Der Auftakt ist dabei für mich sehr gut gelungen. Die leicht würzige zitrisch-frische Kopfnote, bei welcher ich am ehesten die Grapefruit dominant finde, bindet bereits viele der weiteren Bestandteile mit ein. Ich glaube, einen schönen Akkord von Blumen und dem hier zunächst alles bestimmenden Vetiver wahrzunehmen. Schon nach etwa einer halben Stunde wechselt der Eindruck vollständig ins Dunkelgrüne: Das Zusammenspiel von Zeder und Vetiver ist hier sehr rund, langanhaltend und gar nicht so sehr holzig. Nach weiteren drei Stunden wechselt der Duft dann wieder seinen Charakter: Nun tritt warmes Sandelholz zum Vorschein, löst alle übrigen Bestandteile ab und bleibt weitere zwei bis drei Stunden sehr eng anliegend wahrnehmbar.
Um für sich allein zu stehen, ist 601 vielleicht nicht raffiniert genug, jedoch in seiner soliden Schlichtheit für manchen im täglichen Leben wiederum genau die richtige Wahl.
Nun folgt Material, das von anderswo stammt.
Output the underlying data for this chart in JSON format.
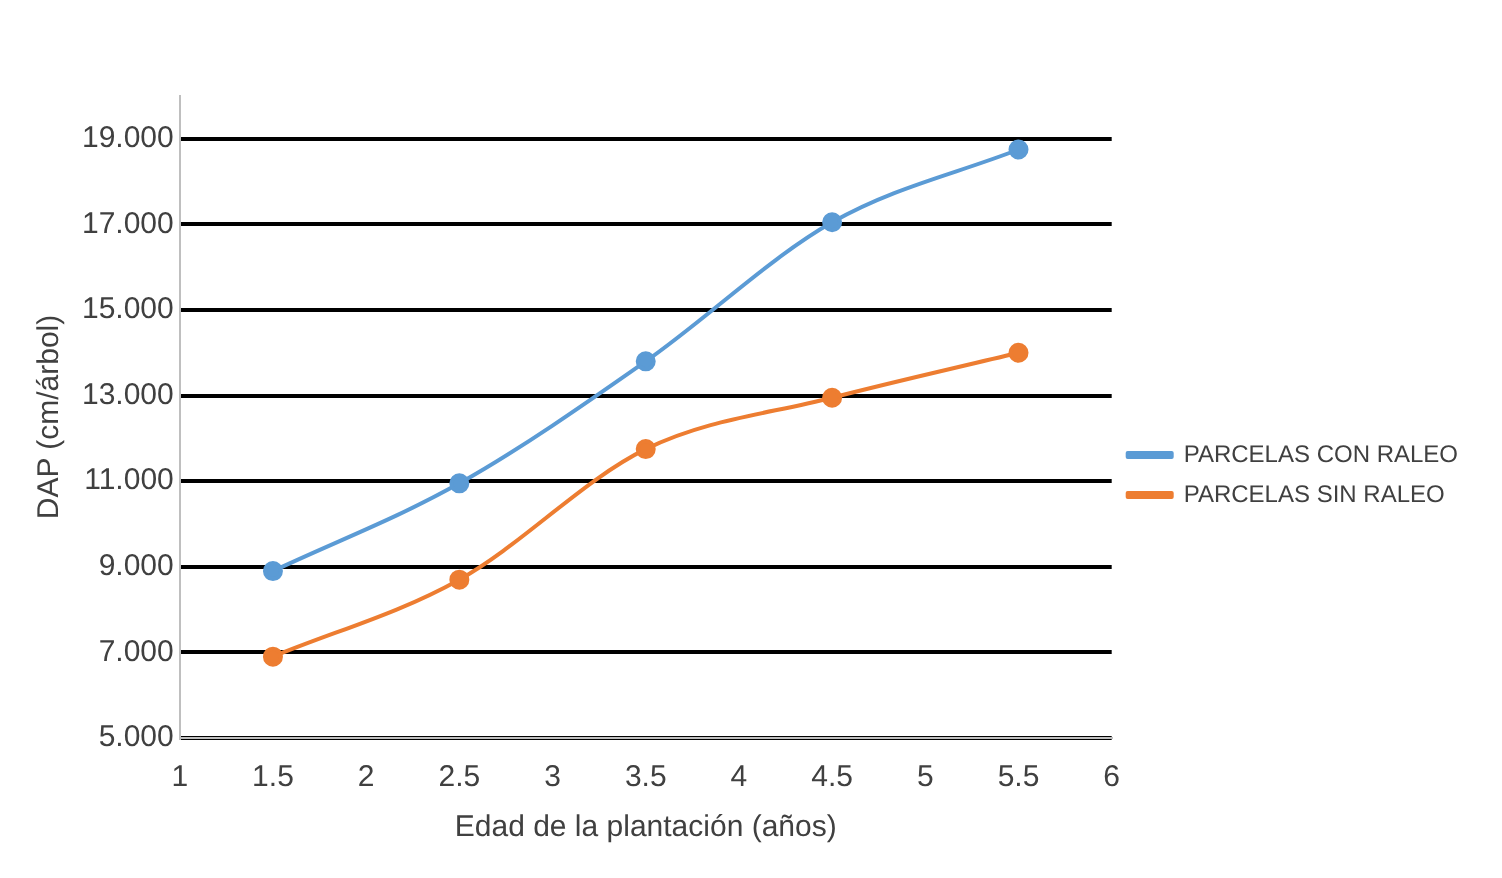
{
  "chart_data": {
    "type": "line",
    "xlabel": "Edad de la plantación (años)",
    "ylabel": "DAP (cm/árbol)",
    "xlim": [
      1,
      6
    ],
    "xticks": [
      1,
      1.5,
      2,
      2.5,
      3,
      3.5,
      4,
      4.5,
      5,
      5.5,
      6
    ],
    "ylim": [
      5,
      20
    ],
    "yticks": [
      {
        "value": 5,
        "label": "5.000"
      },
      {
        "value": 7,
        "label": "7.000"
      },
      {
        "value": 9,
        "label": "9.000"
      },
      {
        "value": 11,
        "label": "11.000"
      },
      {
        "value": 13,
        "label": "13.000"
      },
      {
        "value": 15,
        "label": "15.000"
      },
      {
        "value": 17,
        "label": "17.000"
      },
      {
        "value": 19,
        "label": "19.000"
      }
    ],
    "x": [
      1.5,
      2.5,
      3.5,
      4.5,
      5.5
    ],
    "series": [
      {
        "name": "PARCELAS CON RALEO",
        "color": "#5b9bd5",
        "values": [
          8.9,
          10.95,
          13.8,
          17.05,
          18.75
        ]
      },
      {
        "name": "PARCELAS SIN RALEO",
        "color": "#ed7d31",
        "values": [
          6.9,
          8.7,
          11.75,
          12.95,
          14.0
        ]
      }
    ],
    "grid": "y",
    "legend": "right",
    "marker": "circle",
    "line_style": "solid"
  }
}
Mit moderater bis eng anliegender Sillage bei ganz guter Haltbarkeit ist dieser Unisexduft eine gute Option für berufliche Alltagssituationen, damit wird sich sicher niemand belästigt fühlen.
Zum Layern in seiner ureigentlichen Baukastenfunktion empfehle ich ihn zum Drüberlegen für No. 602 (Pfeffer, Zeder, Patchouli), allerdings nur ein kleines Bisschen davon, das verleiht dem 602er eine etwas frischere und grünere Kopfnote und das Vetiver stiftet anschließend in der Herznote auch noch etwas angenehme Unruhe. So wird 601 zu einem netten, dunkelgrünen Mosaiksteinchen.
Edit: Nach längerem Tragen und im Vergleich zu anderen, auch höherpreisigen Grünen, bin ich in der Bewertung nochmals hochgegangen. Der hat wirklich was!